Women Migrant Workers

Globalization has contributed to an increasing flow of migrant workers from countries with limited economic opportunities to fill gaps in nations with a dwindling labour supply. While globalization may foster the acceleration of trade and investment, it does not create an environment that protects migrant workers’ economic, social and physical security. This is even more so when it comes to women migrant workers, whose numbers have been increasing, now constituting 50 percent or more of the migrant workforce in Asia and Latin America.

By creating new economic opportunities, migration can promote economic independence and status for women workers, who provide safety nets that sustain communities at home. Studies indicate that migrant women workers contribute to the development of both sending and receiving countries — remittances from their incomes account for as much as 10 percent of the GDP in some countries. In 2008, remittances were estimated by the World Bank at US$305 billion. These monetary investments — used for food, housing, education and medical services — along with newly acquired skills of returnees, can potentially contribute significantly to poverty reduction and the Millennium Development Goals.

Yet, while migration can bring new employment and opportunities, it also bears great risks for women, many of whom end up at the lower end of the job market. Female migrants often work as domestic workers and entertainers — a euphemism for sex workers — in unregulated informal sectors that do not fall under national labour laws. Migrant women routinely lack access to social services and legal protection and are subjected to abuses such as harsh working and living conditions, low wages, illegal withholding of wages and premature termination of employment. The worst abuses force women into sexual slavery.

UN Women Takes Action

UN Women’s work with women migrants draws upon international human rights standards and encompasses countries of origin and destination. Working with governments, civil society and the private sector, efforts focus on promoting safe migration for women, eliminating trafficking, and enabling policy, institutional and socio-economic environments that ensure women’s equal opportunities and benefits from migration. Specific programme support goes towards establishing laws and practices that protect women migrants’ human rights, drawing connections to national poverty reduction strategies, strengthening migrants’ organizations, and brokering exchanges between source and destination countries to advance labor rights.

In Jordan, UNIFEM (now UN Women) supported efforts for inclusion of women migrant workers in the national labour code. This resulted in the formulation of a minimum standard contract for migrant women that stipulates their rights, such as the right to medical care, rest days and timely payment of wages. Information on a shelter and hotline for domestic workers was also included. In addition, the Government has established a monitoring committee to assess the situations of migrant women workers in their employers’ houses. Media campaigns have raised awareness in this destination country regarding the rights of migrant workers.

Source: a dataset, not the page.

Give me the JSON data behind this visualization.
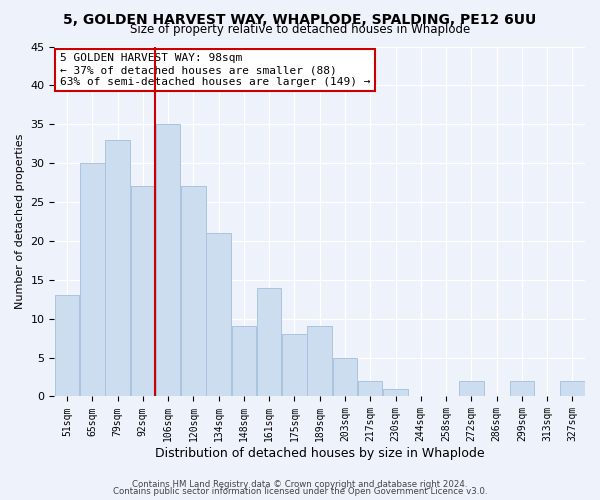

With UNIFEM's (now UN Women) support, a law on the Protection of Migrant Women was developed and adopted in Indonesia's Blitar district. The law and complementing decrees mandate significant protection for migrant women, including a protection fund to cover legal costs of discrimination and abuse cases faced by migrant women, and a provision to assign female doctors for medical check-ups to prevent sexual harassment. This law is being replicated in other districts of Indonesia.

In the Covenant of Ethical Conduct and Good Practices, recruitment agencies of nine Asian countries agreed on far-reaching business standards geared towards protecting women migrant workers. Financial exploitation and deliberate misinformation of migrant women workers through illegal recruiters lead not only to economic ruin, but also to physical and sexual abuse of countless women. Through the Covenant, which UNIFEM (now UN Women) helped develop, the recruitment agencies commit themselves to information campaigns for migrant workers and employers, to social security and insurance programmes that benefit migrant workers, and to the establishment of resource and welfare centres in labour-receiving countries.

In Nepal, UNIFEM (now UN Women) supported efforts to revise discriminatory provisions and pass a new law on foreign employment. Advocacy began in 2002, with a view to remove restrictions on women working abroad. A previous cabinet decision had prohibited women from seeking employment in Gulf countries. The 2007 Foreign Employment Act not only bans discrimination based on gender but also adopts special measures to guarantee women’s security and rights when seeking jobs abroad. Nepali women migrants now receive information about the contractual obligations of the employer and about migrant assistance centres in destination countries. The new law also contains provisions to regulate recruiting agencies and includes programmes for the families of migrant workers.